O enredo centra-se numa “anciã” (Jayne Taini) que resiste em vão à demência numa casa isolada algures no Texas. O filho (Justin Arnold) desta refugia-se numa caravana nesse mesmo terreno, tentando exorcizar o stress pós-traumático de uma guerra no Médio Oriente. A casa, esse esconderijo para os segredos mais obscuros, pelas entidades misteriosas que são tudo menos passageiras e pelos fantasmas que assombram as ‘vivalmas’, é “guardada” por Evelyn (Aina Dumlao) e o seu irmão Amos (Jon Viktor Corpuz), dois filipinos, cada um com segredos, os quais tentam manter seguros nas sombras.

Como se pode verificar, num prisma generalizado, este é um filme que retrata um meio caminho para a regressão, personagens sob o selo dos traumas que se confrontam perante o iminente desvendar deles. Um pouco ao sabor do título, “Sanzaru”, que segundo Xia Magnus refere-se à designação japonesa do provérbio dos três sábios macacos (não ouça o mal, não fale o mal e não veja o mal), um símbolo de uma passividade harmonizada do budismo. E é sobre essa “cantiga” que percebemos a essência e a construção desta obra que foge sobretudo do óbvio modelo das “casas assombradas” ou das permanências do terror fácil e didático. A “Sanzaru” apenas falta-lhe uma expressividade quanto ao seu terceiro ato, que surge algo apressado perante um desenvolvimento em lume brando que tenta sintetizar os dramas pessoais e com isso entregar-nos figuras que correspondem ao ente trágico de toda esta variação de género.

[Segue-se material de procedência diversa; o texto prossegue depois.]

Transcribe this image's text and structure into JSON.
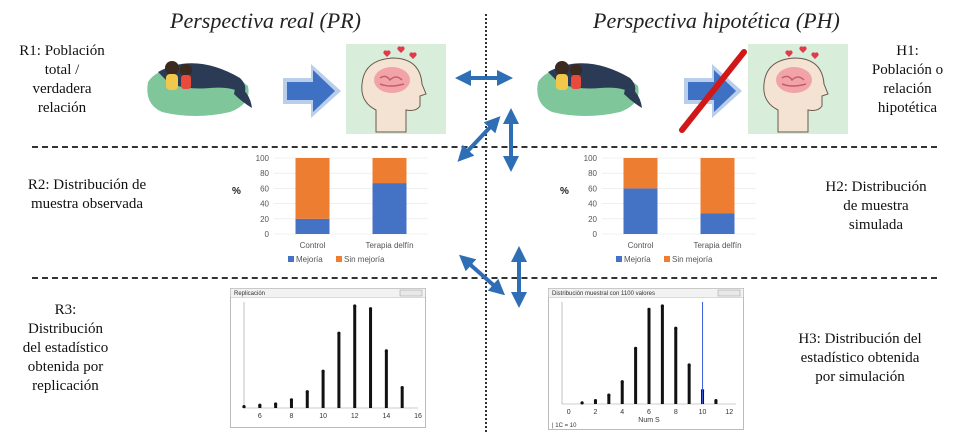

Como primeira longa-metragem, Xia Magnus vai num bom caminho. O aprumo, isso, é algo que poderá surgir em próximas jornadas. Por enquanto, eis uma proposta de alguma forma exótica num certo tipo de terror norte-americano, aquele que não “lambe” as feridas de uma nação, mas que “escarafuncha o dedo” nelas, de uma América, mais que tudo, traumatizada.